TransDigm is soliciting proxies for use at the annual meeting, including any postponements or adjournments. In the interest of saving time and money, TransDigm has opted to provide the Annual Report on Form 10-K for the year ended September 30, 2022 in lieu of producing a glossy annual report.

Attending the Annual Meeting

The meeting will be held at the Company’s principal executive offices, 1301 E Ninth Street, Suite 3000, Cleveland, Ohio 44114 on Thursday, March 9, 2023, at 9:00 a.m. Eastern time. For directions to the meeting, call Investor Relations at 216-706-2945.

Only stockholders as of the record date, or their duly appointed proxies, may attend the meeting. If you hold your shares in “street name” (that is, through a broker or other nominee), your name does not

appear in the Company’s records, so you will need to bring a copy of your brokerage statement reflecting your ownership of shares of common stock as of the record date.

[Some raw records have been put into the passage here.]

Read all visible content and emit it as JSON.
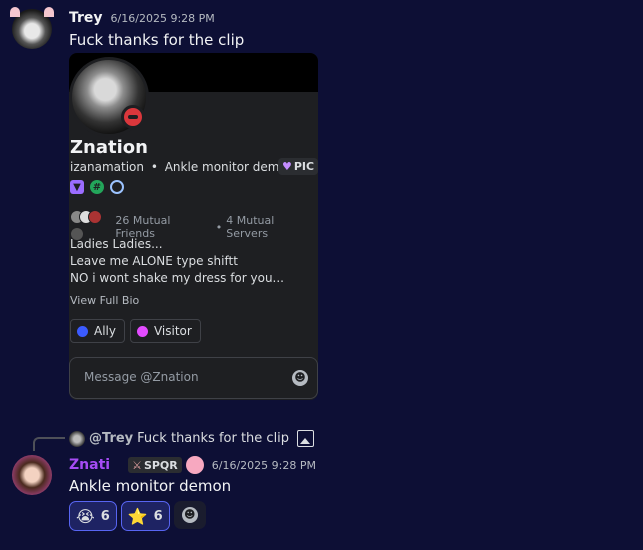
{
  "message1": {
    "author": "Trey",
    "timestamp": "6/16/2025 9:28 PM",
    "text": "Fuck thanks for the clip"
  },
  "profile_card": {
    "display_name": "Znation",
    "username": "izanamation",
    "separator": "•",
    "pronouns_or_status": "Ankle monitor demon",
    "pic_badge": "PIC",
    "mutual_friends": "26 Mutual Friends",
    "mutual_servers": "4 Mutual Servers",
    "bio_lines": [
      "Ladies Ladies...",
      "Leave me ALONE type shiftt",
      "NO i wont shake my dress for you..."
    ],
    "view_bio": "View Full Bio",
    "roles": [
      {
        "label": "Ally",
        "color": "#3b5bff"
      },
      {
        "label": "Visitor",
        "color": "#e34bff"
      }
    ],
    "message_placeholder": "Message @Znation",
    "hash_badge": "#"
  },
  "message2": {
    "reply": {
      "author": "@Trey",
      "text": "Fuck thanks for the clip"
    },
    "author": "Znati",
    "tag": "SPQR",
    "timestamp": "6/16/2025 9:28 PM",
    "text": "Ankle monitor demon",
    "reactions": [
      {
        "emoji": "😭",
        "count": "6"
      },
      {
        "emoji": "⭐",
        "count": "6"
      }
    ]
  }
}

Even if you plan on attending the annual meeting, please vote in advance on the internet, by phone or by completing and returning your proxy card to ensure that your vote will be represented at the annual meeting.

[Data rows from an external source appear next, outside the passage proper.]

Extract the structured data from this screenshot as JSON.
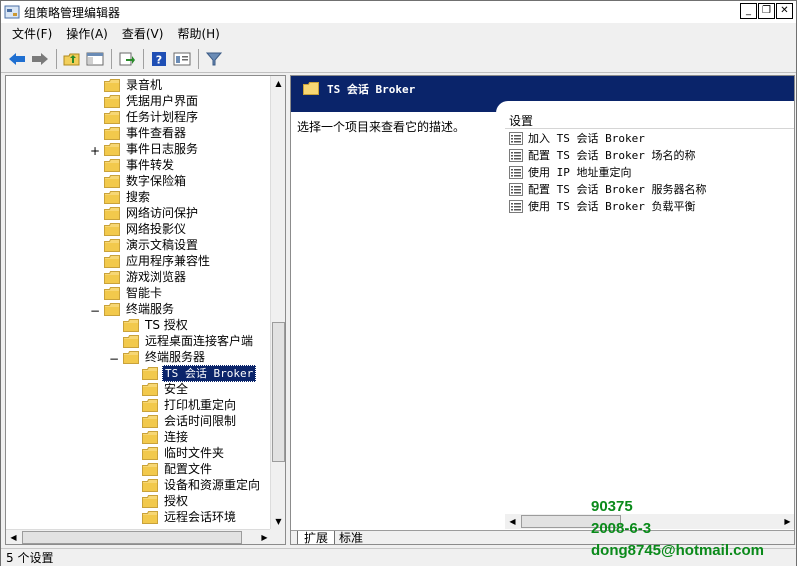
{
  "window": {
    "title": "组策略管理编辑器",
    "buttons": {
      "minimize": "_",
      "restore": "❐",
      "close": "✕"
    }
  },
  "menu": [
    {
      "label": "文件(F)"
    },
    {
      "label": "操作(A)"
    },
    {
      "label": "查看(V)"
    },
    {
      "label": "帮助(H)"
    }
  ],
  "toolbar": {
    "icons": [
      "back-arrow-icon",
      "forward-arrow-icon",
      "up-folder-icon",
      "show-hide-tree-icon",
      "export-list-icon",
      "help-icon",
      "properties-icon",
      "filter-icon"
    ],
    "colors": {
      "back": "#1f6fd1",
      "forward": "#7a7a7a",
      "help": "#1f4fb5",
      "filter": "#6a8bb5"
    }
  },
  "tree": {
    "items": [
      {
        "label": "录音机",
        "level": 0
      },
      {
        "label": "凭据用户界面",
        "level": 0
      },
      {
        "label": "任务计划程序",
        "level": 0
      },
      {
        "label": "事件查看器",
        "level": 0
      },
      {
        "label": "事件日志服务",
        "level": 0,
        "expander": "+"
      },
      {
        "label": "事件转发",
        "level": 0
      },
      {
        "label": "数字保险箱",
        "level": 0
      },
      {
        "label": "搜索",
        "level": 0
      },
      {
        "label": "网络访问保护",
        "level": 0
      },
      {
        "label": "网络投影仪",
        "level": 0
      },
      {
        "label": "演示文稿设置",
        "level": 0
      },
      {
        "label": "应用程序兼容性",
        "level": 0
      },
      {
        "label": "游戏浏览器",
        "level": 0
      },
      {
        "label": "智能卡",
        "level": 0
      },
      {
        "label": "终端服务",
        "level": 0,
        "expander": "−"
      },
      {
        "label": "TS 授权",
        "level": 1
      },
      {
        "label": "远程桌面连接客户端",
        "level": 1
      },
      {
        "label": "终端服务器",
        "level": 1,
        "expander": "−"
      },
      {
        "label": "TS 会话 Broker",
        "level": 2,
        "selected": true
      },
      {
        "label": "安全",
        "level": 2
      },
      {
        "label": "打印机重定向",
        "level": 2
      },
      {
        "label": "会话时间限制",
        "level": 2
      },
      {
        "label": "连接",
        "level": 2
      },
      {
        "label": "临时文件夹",
        "level": 2
      },
      {
        "label": "配置文件",
        "level": 2
      },
      {
        "label": "设备和资源重定向",
        "level": 2
      },
      {
        "label": "授权",
        "level": 2
      },
      {
        "label": "远程会话环境",
        "level": 2
      }
    ],
    "selected_color": "#0a246a"
  },
  "details": {
    "title": "TS 会话 Broker",
    "description": "选择一个项目来查看它的描述。",
    "column_header": "设置",
    "settings": [
      {
        "label": "加入 TS  会话 Broker"
      },
      {
        "label": "配置 TS 会话 Broker 场名的称"
      },
      {
        "label": "使用 IP 地址重定向"
      },
      {
        "label": "配置 TS 会话 Broker 服务器名称"
      },
      {
        "label": "使用 TS 会话 Broker 负载平衡"
      }
    ],
    "header_color": "#0a246a"
  },
  "tabs": [
    {
      "label": "扩展",
      "active": true
    },
    {
      "label": "标准",
      "active": false
    }
  ],
  "status": {
    "text": "5 个设置"
  },
  "watermark": {
    "lines": [
      "90375",
      "2008-6-3",
      "dong8745@hotmail.com"
    ],
    "color": "#0a8a1a"
  }
}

In the unlikely event that we determine that holding an in-person meeting is inadvisable or in conflict with federal, state or local executive orders, the Company may decide to instead hold a virtual annual meeting. If we decide to use this format, we will make a public announcement as soon as practicable prior to the meeting. In such event, to attend and participate in the virtual annual meeting, stockholders will need to access the live audio webcast of the meeting. To do so, stockholders of record will need to visit www.virtualshareholdermeeting.com/TDG2022 and use their 16-digit control number provided with

 

49


this proxy statement to login and beneficial owners will need to follow the instructions provided by the broker, bank or other nominee that holds their shares. Further instructions on how to attend, participate in and vote at the virtual annua meeting will be available at www.virtualshareholdermeeting.com/TDG2022. Please note you will only be able to participate in the meeting using this website if we decide to use a virtual annual meeting instead of holding an in-person meeting in Cleveland, Ohio.

Proxy Materials

These materials were first sent or made available to stockholders on January 27, 2023, and include:

 

   

The Notice of 2023 Annual Meeting of Stockholders

 

   

This Proxy Statement for the Annual Meeting

 

   

TransDigm’s Annual Report on Form 10-K for the year ended September 30, 2022

If you received printed versions by mail, these printed proxy materials also include the proxy card or voting instruction form for the annual meeting.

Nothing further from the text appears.